Even though his radical theories were at times in contrast to the British court system, he had no love for the American revolutionary movement. Because of comments made by him, he was brought to the attention of Thomas Jefferson who declared, “I hold it essential,
in America, to forbid that any English decision which has happened since the accession of Lord Mansfield to the bench [in 1756], should ever be cited in court; though there have come many good ones from him, yet there is so much sly poison instilled into a great part of them, that it is better to proscribe the whole.”
Despite and other leaders of his day his legacy endured, and his reputation in the United States increased. Lord Mansfield declared slavery illegal in England, Wales, and Ireland.

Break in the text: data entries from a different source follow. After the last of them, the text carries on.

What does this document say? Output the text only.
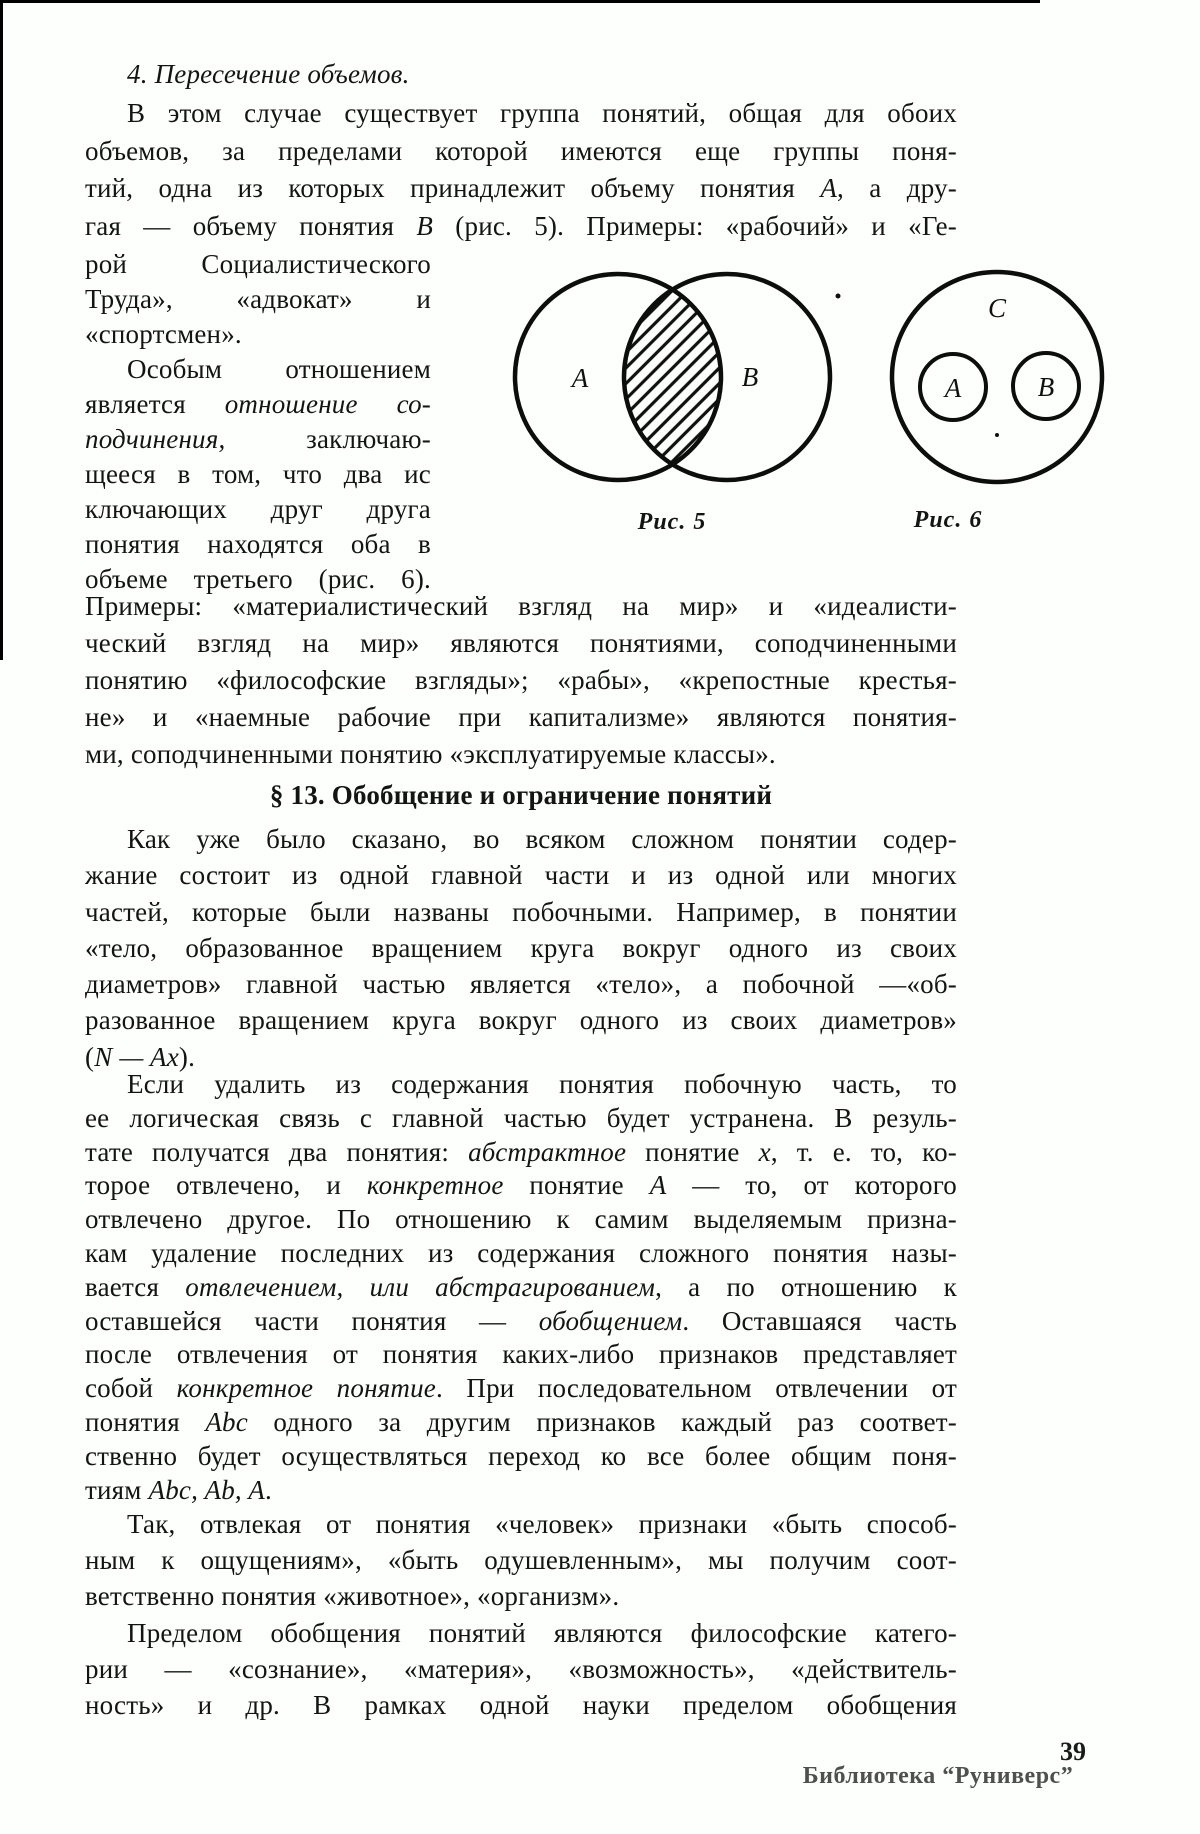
4. Пересечение объемов.
В этом случае существует группа понятий, общая для обоих
объемов, за пределами которой имеются еще группы поня-
тий, одна из которых принадлежит объему понятия A, а дру-
гая — объему понятия B (рис. 5). Примеры: «рабочий» и «Ге-
рой Социалистического
Труда», «адвокат» и
«спортсмен».
Особым отношением
является отношение со-
подчинения, заключаю-
щееся в том, что два ис
ключающих друг друга
понятия находятся оба в
объеме третьего (рис. 6).
A	B
C
A	B
Рис. 5	Рис. 6
Примеры: «материалистический взгляд на мир» и «идеалисти-
ческий взгляд на мир» являются понятиями, соподчиненными
понятию «философские взгляды»; «рабы», «крепостные крестья-
не» и «наемные рабочие при капитализме» являются понятия-
ми, соподчиненными понятию «эксплуатируемые классы».
§ 13. Обобщение и ограничение понятий
Как уже было сказано, во всяком сложном понятии содер-
жание состоит из одной главной части и из одной или многих
частей, которые были названы побочными. Например, в понятии
«тело, образованное вращением круга вокруг одного из своих
диаметров» главной частью является «тело», а побочной —«об-
разованное вращением круга вокруг одного из своих диаметров»
(N — Ax).
Если удалить из содержания понятия побочную часть, то
ее логическая связь с главной частью будет устранена. В резуль-
тате получатся два понятия: абстрактное понятие x, т. е. то, ко-
торое отвлечено, и конкретное понятие A — то, от которого
отвлечено другое. По отношению к самим выделяемым призна-
кам удаление последних из содержания сложного понятия назы-
вается отвлечением, или абстрагированием, а по отношению к
оставшейся части понятия — обобщением. Оставшаяся часть
после отвлечения от понятия каких-либо признаков представляет
собой конкретное понятие. При последовательном отвлечении от
понятия Abc одного за другим признаков каждый раз соответ-
ственно будет осуществляться переход ко все более общим поня-
тиям Abc, Ab, A.
Так, отвлекая от понятия «человек» признаки «быть способ-
ным к ощущениям», «быть одушевленным», мы получим соот-
ветственно понятия «животное», «организм».
Пределом обобщения понятий являются философские катего-
рии — «сознание», «материя», «возможность», «действитель-
ность» и др. В рамках одной науки пределом обобщения
39
Библиотека “Руниверс”
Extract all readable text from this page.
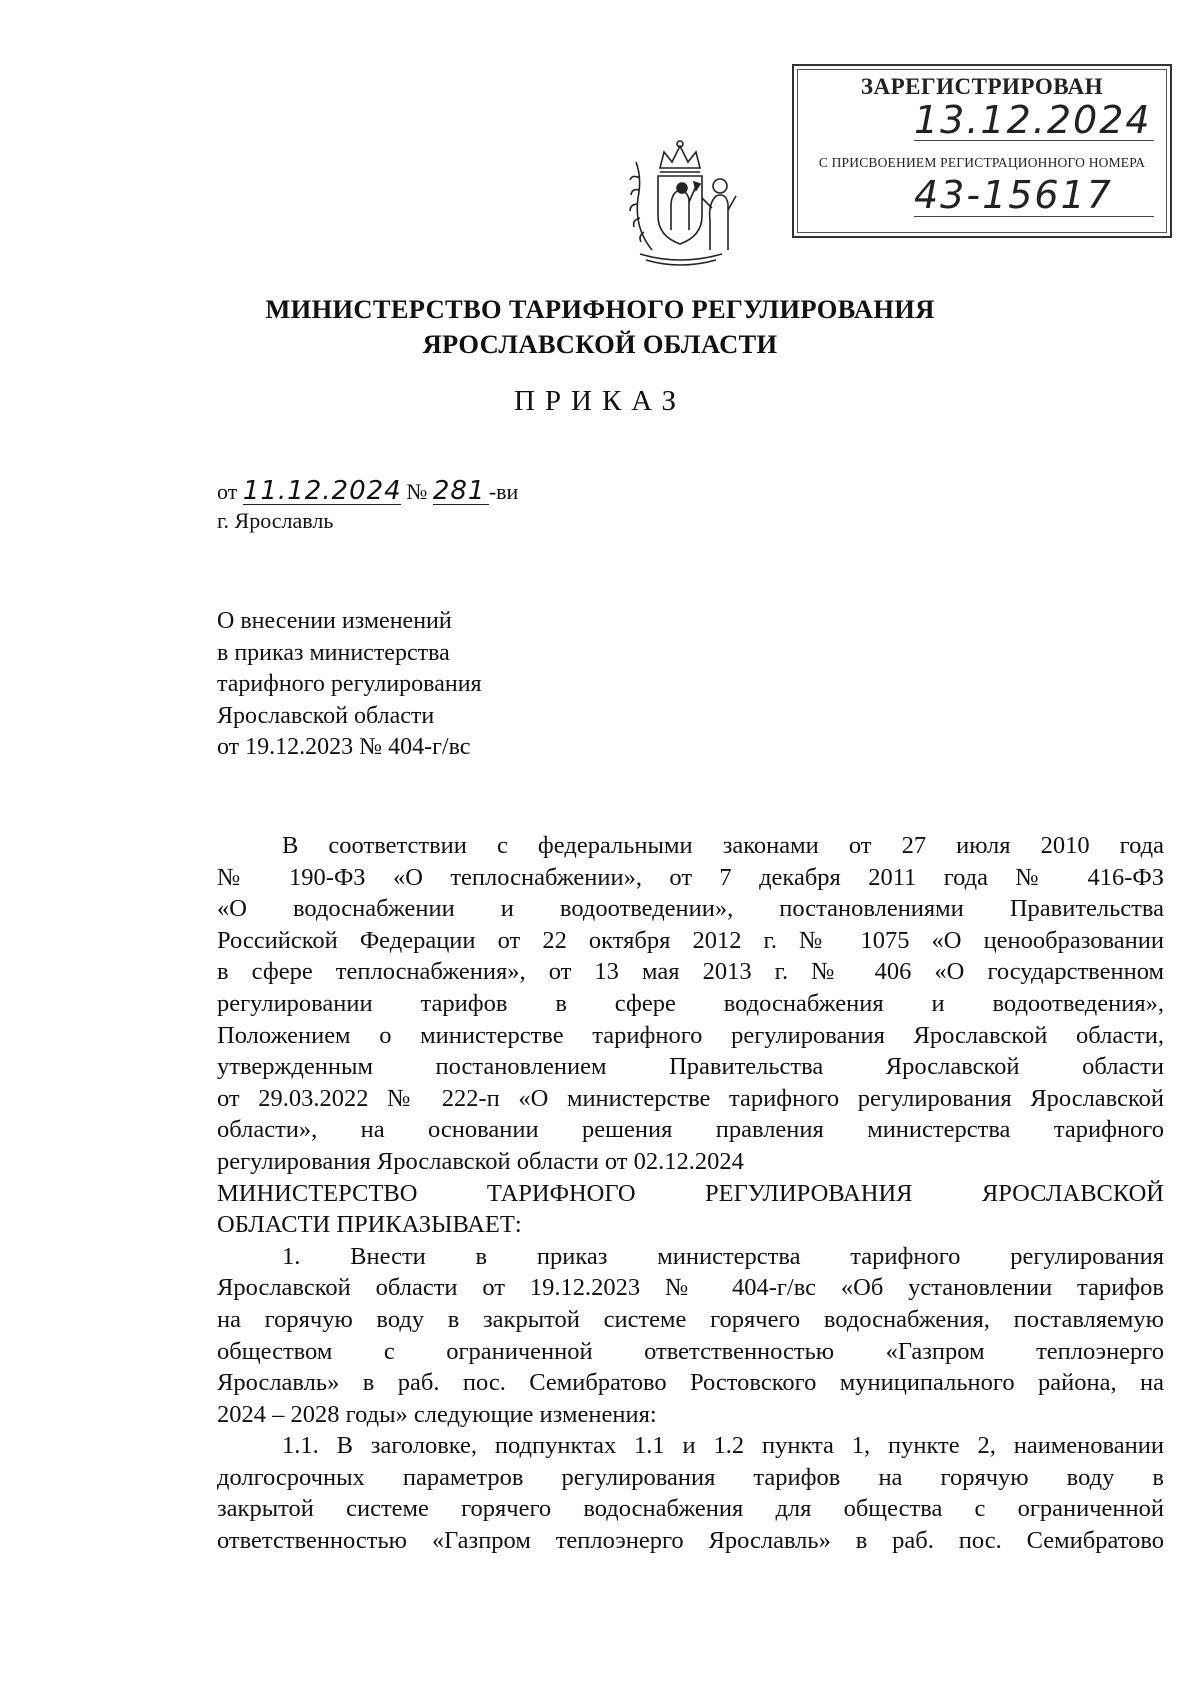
ЗАРЕГИСТРИРОВАН
13.12.2024
С ПРИСВОЕНИЕМ РЕГИСТРАЦИОННОГО НОМЕРА
43-15617
МИНИСТЕРСТВО ТАРИФНОГО РЕГУЛИРОВАНИЯ
ЯРОСЛАВСКОЙ ОБЛАСТИ
ПРИКАЗ
от 11.12.2024 № 281 -ви
г. Ярославль
О внесении изменений
в приказ министерства
тарифного регулирования
Ярославской области
от 19.12.2023 № 404-г/вс
В соответствии с федеральными законами от 27 июля 2010 года
№ 190-ФЗ «О теплоснабжении», от 7 декабря 2011 года № 416-ФЗ
«О водоснабжении и водоотведении», постановлениями Правительства
Российской Федерации от 22 октября 2012 г. № 1075 «О ценообразовании
в сфере теплоснабжения», от 13 мая 2013 г. № 406 «О государственном
регулировании тарифов в сфере водоснабжения и водоотведения»,
Положением о министерстве тарифного регулирования Ярославской области,
утвержденным постановлением Правительства Ярославской области
от 29.03.2022 № 222-п «О министерстве тарифного регулирования Ярославской
области», на основании решения правления министерства тарифного
регулирования Ярославской области от 02.12.2024
МИНИСТЕРСТВО ТАРИФНОГО РЕГУЛИРОВАНИЯ ЯРОСЛАВСКОЙ
ОБЛАСТИ ПРИКАЗЫВАЕТ:
1. Внести в приказ министерства тарифного регулирования
Ярославской области от 19.12.2023 № 404-г/вс «Об установлении тарифов
на горячую воду в закрытой системе горячего водоснабжения, поставляемую
обществом с ограниченной ответственностью «Газпром теплоэнерго
Ярославль» в раб. пос. Семибратово Ростовского муниципального района, на
2024 – 2028 годы» следующие изменения:
1.1. В заголовке, подпунктах 1.1 и 1.2 пункта 1, пункте 2, наименовании
долгосрочных параметров регулирования тарифов на горячую воду в
закрытой системе горячего водоснабжения для общества с ограниченной
ответственностью «Газпром теплоэнерго Ярославль» в раб. пос. Семибратово
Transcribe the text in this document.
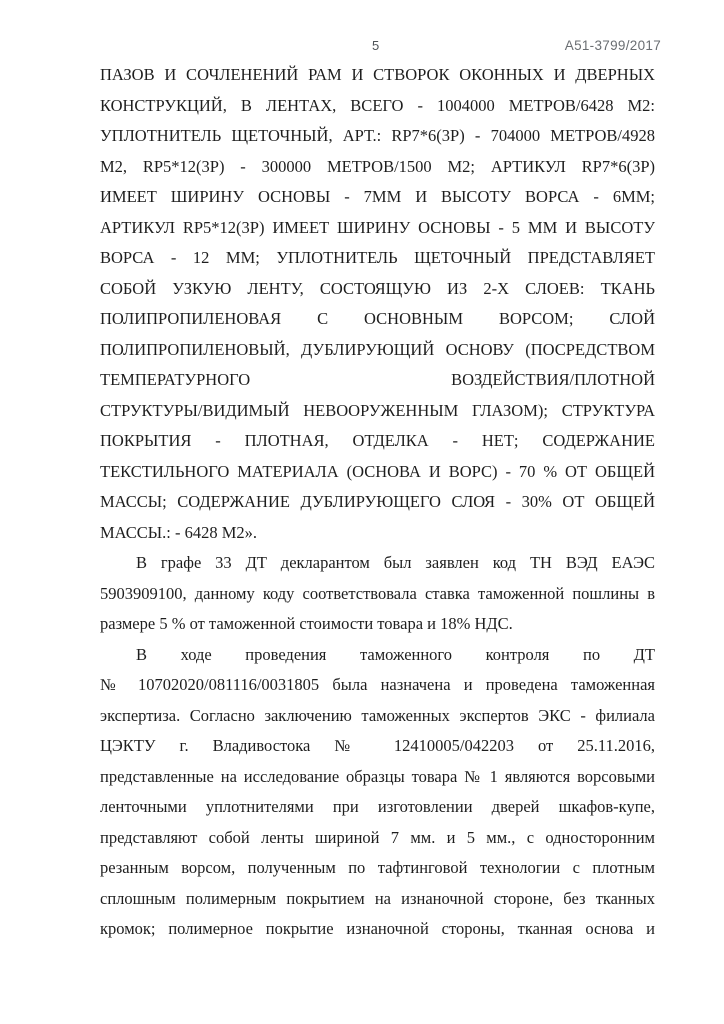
5	А51-3799/2017
ПАЗОВ И СОЧЛЕНЕНИЙ РАМ И СТВОРОК ОКОННЫХ И ДВЕРНЫХ
КОНСТРУКЦИЙ, В ЛЕНТАХ, ВСЕГО - 1004000 МЕТРОВ/6428 М2:
УПЛОТНИТЕЛЬ ЩЕТОЧНЫЙ, АРТ.: RP7*6(3Р) - 704000 МЕТРОВ/4928
М2, RP5*12(3Р) - 300000 МЕТРОВ/1500 М2; АРТИКУЛ RP7*6(3Р)
ИМЕЕТ ШИРИНУ ОСНОВЫ - 7ММ И ВЫСОТУ ВОРСА - 6ММ;
АРТИКУЛ RP5*12(3Р) ИМЕЕТ ШИРИНУ ОСНОВЫ - 5 ММ И ВЫСОТУ
ВОРСА - 12 ММ; УПЛОТНИТЕЛЬ ЩЕТОЧНЫЙ ПРЕДСТАВЛЯЕТ
СОБОЙ УЗКУЮ ЛЕНТУ, СОСТОЯЩУЮ ИЗ 2-Х СЛОЕВ: ТКАНЬ
ПОЛИПРОПИЛЕНОВАЯ С ОСНОВНЫМ ВОРСОМ; СЛОЙ
ПОЛИПРОПИЛЕНОВЫЙ, ДУБЛИРУЮЩИЙ ОСНОВУ (ПОСРЕДСТВОМ
ТЕМПЕРАТУРНОГО ВОЗДЕЙСТВИЯ/ПЛОТНОЙ
СТРУКТУРЫ/ВИДИМЫЙ НЕВООРУЖЕННЫМ ГЛАЗОМ); СТРУКТУРА
ПОКРЫТИЯ - ПЛОТНАЯ, ОТДЕЛКА - НЕТ; СОДЕРЖАНИЕ
ТЕКСТИЛЬНОГО МАТЕРИАЛА (ОСНОВА И ВОРС) - 70 % ОТ ОБЩЕЙ
МАССЫ; СОДЕРЖАНИЕ ДУБЛИРУЮЩЕГО СЛОЯ - 30% ОТ ОБЩЕЙ
МАССЫ.: - 6428 М2».
В графе 33 ДТ декларантом был заявлен код ТН ВЭД ЕАЭС
5903909100, данному коду соответствовала ставка таможенной пошлины в
размере 5 % от таможенной стоимости товара и 18% НДС.
В ходе проведения таможенного контроля по ДТ
№ 10702020/081116/0031805 была назначена и проведена таможенная
экспертиза. Согласно заключению таможенных экспертов ЭКС - филиала
ЦЭКТУ г. Владивостока № 12410005/042203 от 25.11.2016,
представленные на исследование образцы товара № 1 являются ворсовыми
ленточными уплотнителями при изготовлении дверей шкафов-купе,
представляют собой ленты шириной 7 мм. и 5 мм., с односторонним
резанным ворсом, полученным по тафтинговой технологии с плотным
сплошным полимерным покрытием на изнаночной стороне, без тканных
кромок; полимерное покрытие изнаночной стороны, тканная основа и
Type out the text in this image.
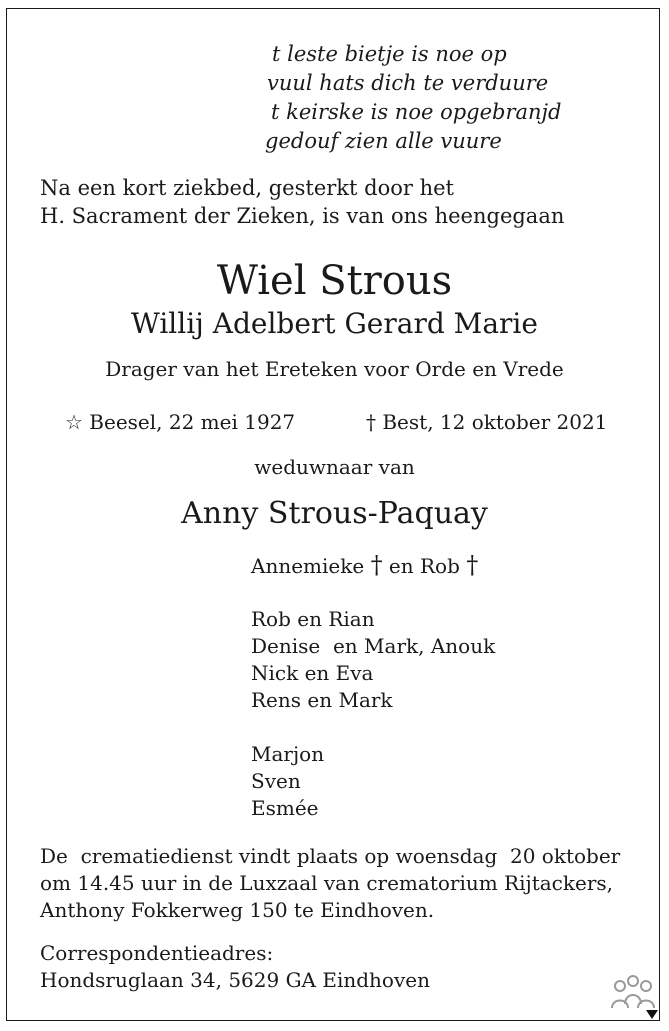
t leste bietje is noe op

vuul hats dich te verduure

t keirske is noe opgebranjd

gedouf zien alle vuure

Na een kort ziekbed, gesterkt door het

H. Sacrament der Zieken, is van ons heengegaan

Wiel Strous

Willij Adelbert Gerard Marie

Drager van het Ereteken voor Orde en Vrede

☆ Beesel, 22 mei 1927	† Best, 12 oktober 2021

weduwnaar van

Anny Strous-Paquay

Annemieke † en Rob †

Rob en Rian

Denise  en Mark, Anouk

Nick en Eva

Rens en Mark

Marjon

Sven

Esmée

De  crematiedienst vindt plaats op woensdag  20 oktober

om 14.45 uur in de Luxzaal van crematorium Rijtackers,

Anthony Fokkerweg 150 te Eindhoven.

Correspondentieadres:

Hondsruglaan 34, 5629 GA Eindhoven
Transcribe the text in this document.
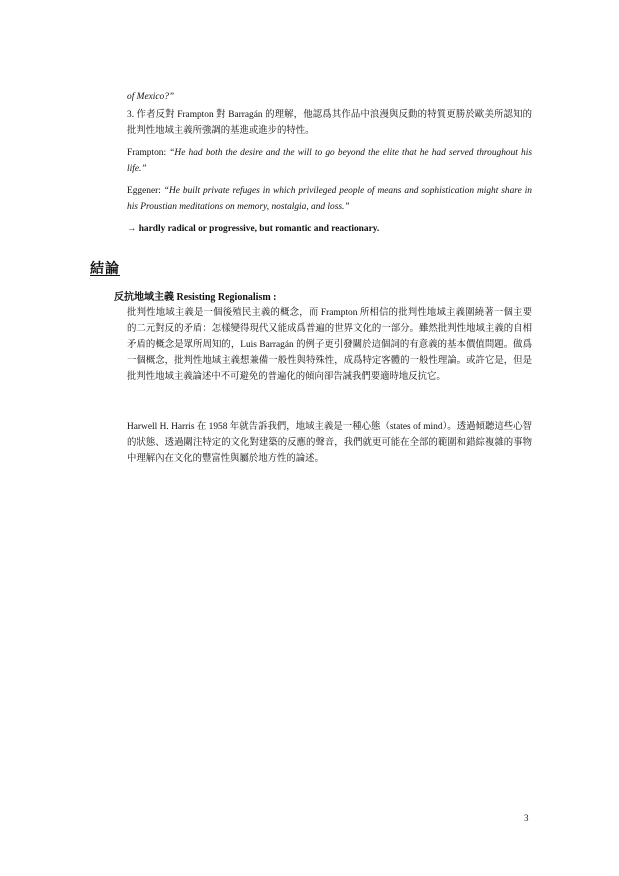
of Mexico?”
3. 作者反對 Frampton 對 Barragán 的理解，他認爲其作品中浪漫與反動的特質更勝於歐美所認知的批判性地域主義所強調的基進或進步的特性。
Frampton: “He had both the desire and the will to go beyond the elite that he had served throughout his life.”
Eggener: “He built private refuges in which privileged people of means and sophistication might share in his Proustian meditations on memory, nostalgia, and loss.”
→ hardly radical or progressive, but romantic and reactionary.
結論
反抗地域主義 Resisting Regionalism :
批判性地域主義是一個後殖民主義的概念，而 Frampton 所相信的批判性地域主義圍繞著一個主要的二元對反的矛盾：怎樣變得現代又能成爲普遍的世界文化的一部分。雖然批判性地域主義的自相矛盾的概念是眾所周知的，Luis Barragán 的例子更引發關於這個詞的有意義的基本價值問題。做爲一個概念，批判性地域主義想兼備一般性與特殊性，成爲特定客體的一般性理論。或許它是，但是批判性地域主義論述中不可避免的普遍化的傾向卻告誡我們要適時地反抗它。
Harwell H. Harris 在 1958 年就告訴我們，地域主義是一種心態（states of mind）。透過傾聽這些心智的狀態、透過關注特定的文化對建築的反應的聲音，我們就更可能在全部的範圍和錯綜複雜的事物中理解內在文化的豐富性與屬於地方性的論述。
3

Not applying to the remaining colonies, they had to wait Parliament in 1833. He will be indirectly credited with helping to engineer the underground railroad to Canada.
My commentary is this; 1) a special court should be set up made up of Legal personnel (judges, prosecutor, defense attorneys, etc.), willing to travel where ever ISIS shows itself, 2) a special constitutional amendment attached to the international laws regarding terrorism should be drafted, 3) a moot court should be set up to give the teams practice on how to work through the trials, and 4) by combining the Patriot Act, SCOTUS rulings on Terrorism, Lord Mansfield’s decisions, we would prevent the loopholes that lawyers representing ISIS can come up with to defend their clients in an international court setting.